The children were enrolled at age three and follow-up assessments were conducted when the cohort members were five, seven, nine, 11, 13, 15, 18, 21, 26, and 32. Almost all of the living study members (96%) took part in the assessment at age 32.
“We have history about these children from their birth,” Dr. Caspi said, “so we knowing an enormous amount about these kids up to the point they started using drugs” — mainly alcohol and cannabis.
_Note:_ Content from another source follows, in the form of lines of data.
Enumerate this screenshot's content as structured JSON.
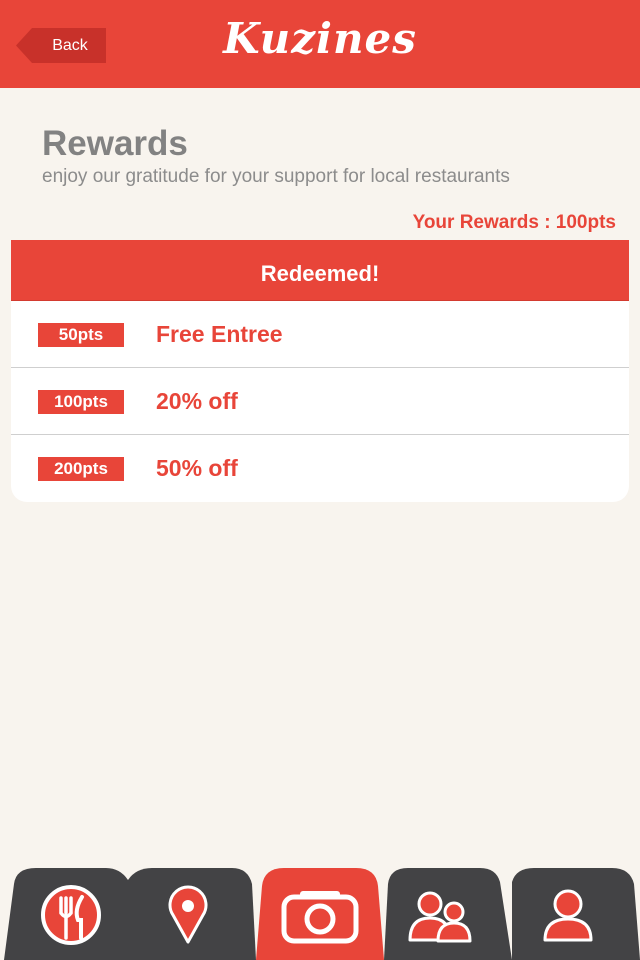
{
  "header": {
    "back_label": "Back",
    "logo_text": "Kuzines"
  },
  "page": {
    "title": "Rewards",
    "subtitle": "enjoy our gratitude for your support for local restaurants",
    "points_summary": "Your Rewards : 100pts"
  },
  "rewards": {
    "header_label": "Redeemed!",
    "items": [
      {
        "points": "50pts",
        "label": "Free Entree"
      },
      {
        "points": "100pts",
        "label": "20% off"
      },
      {
        "points": "200pts",
        "label": "50% off"
      }
    ]
  },
  "tabbar": {
    "tabs": [
      {
        "icon": "fork-knife-icon",
        "active": false
      },
      {
        "icon": "map-pin-icon",
        "active": false
      },
      {
        "icon": "camera-icon",
        "active": true
      },
      {
        "icon": "friends-icon",
        "active": false
      },
      {
        "icon": "profile-icon",
        "active": false
      }
    ]
  },
  "colors": {
    "accent": "#e84539",
    "background": "#f8f4ee",
    "tab_inactive": "#434345",
    "title_gray": "#828282"
  }
}
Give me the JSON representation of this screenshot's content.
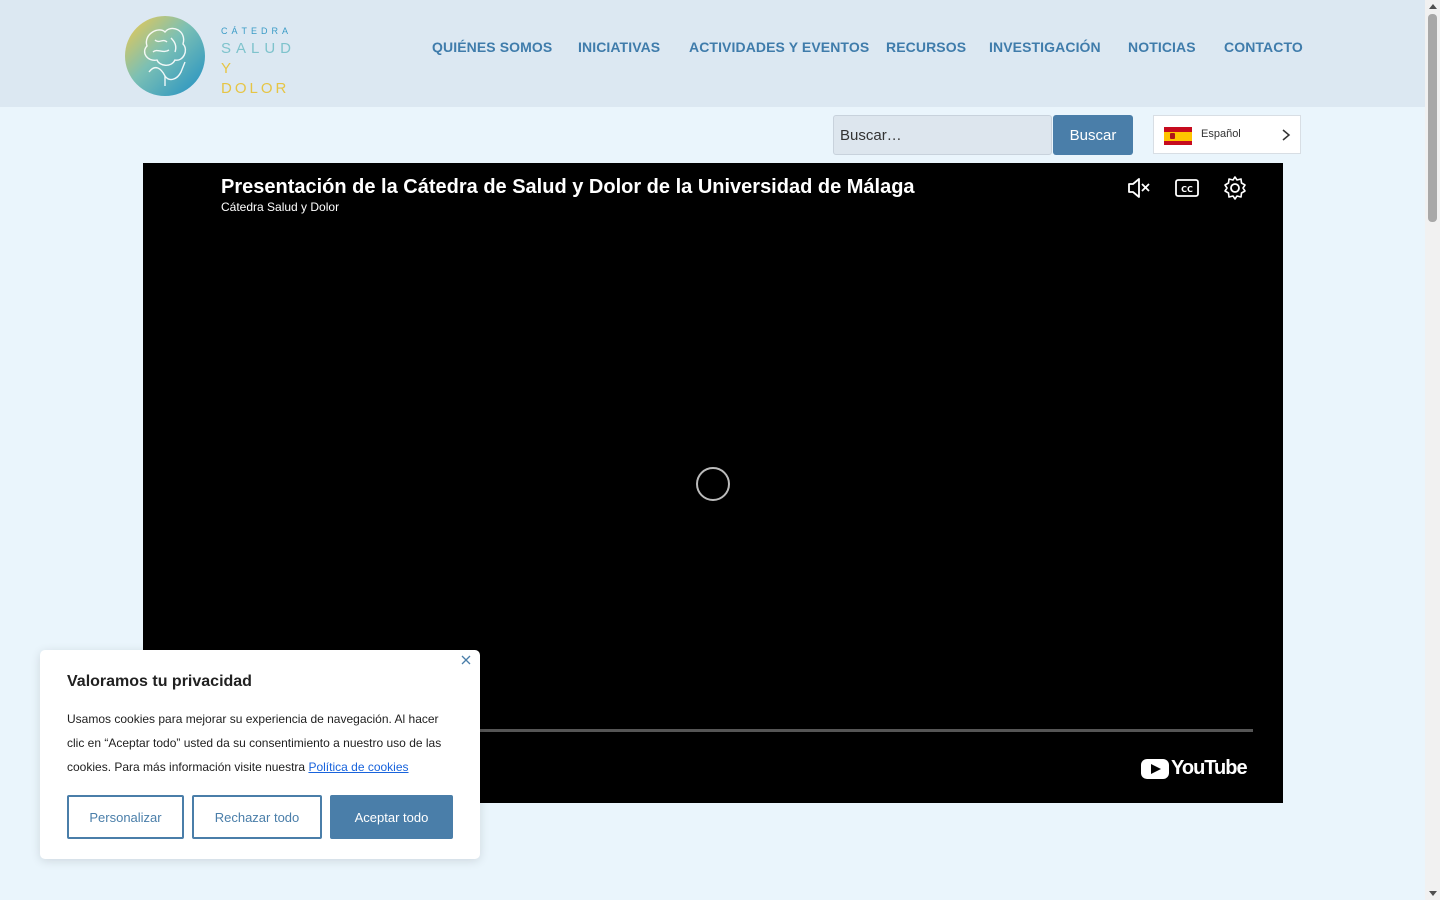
{
  "header": {
    "logo": {
      "line1": "CÁTEDRA",
      "line2": "SALUD",
      "line3": "Y DOLOR"
    },
    "nav": [
      {
        "label": "QUIÉNES SOMOS"
      },
      {
        "label": "INICIATIVAS"
      },
      {
        "label": "ACTIVIDADES Y EVENTOS"
      },
      {
        "label": "RECURSOS"
      },
      {
        "label": "INVESTIGACIÓN"
      },
      {
        "label": "NOTICIAS"
      },
      {
        "label": "CONTACTO"
      }
    ]
  },
  "search": {
    "placeholder": "Buscar…",
    "button_label": "Buscar"
  },
  "language": {
    "label": "Español",
    "flag": "spain-flag-icon"
  },
  "video": {
    "title": "Presentación de la Cátedra de Salud y Dolor de la Universidad de Málaga",
    "channel": "Cátedra Salud y Dolor",
    "controls": [
      "mute-icon",
      "captions-icon",
      "settings-icon"
    ],
    "brand": "YouTube"
  },
  "cookie_banner": {
    "title": "Valoramos tu privacidad",
    "text": "Usamos cookies para mejorar su experiencia de navegación. Al hacer clic en “Aceptar todo” usted da su consentimiento a nuestro uso de las cookies. Para más información visite nuestra",
    "policy_link": "Política de cookies",
    "buttons": {
      "customize": "Personalizar",
      "reject": "Rechazar todo",
      "accept": "Aceptar todo"
    }
  },
  "colors": {
    "accent": "#4a7ea9",
    "nav_text": "#3f7cab",
    "header_bg": "#dce8f2",
    "page_bg": "#eaf5fc"
  }
}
That detailed information was combined with a statistical method called propensity matching — used to overcome the lack of randomization — to evaluate the risk of five negative outcomes at age 32: having a substance dependency, failing to finish school, acquiring herpes simplex, having a criminal conviction, and, in the case of females, being pregnant before the age of 21.
The researchers found that 17% of adolescents with a history of conduct problems were early drug users, compared with 9.1% of those with no such history. The odds ratio was 2.1, with a 95% confidence interval from 1.4 to 3.1.
On the other hand, 56 of the 114 early-exposed adolescents had no history of conduct problems.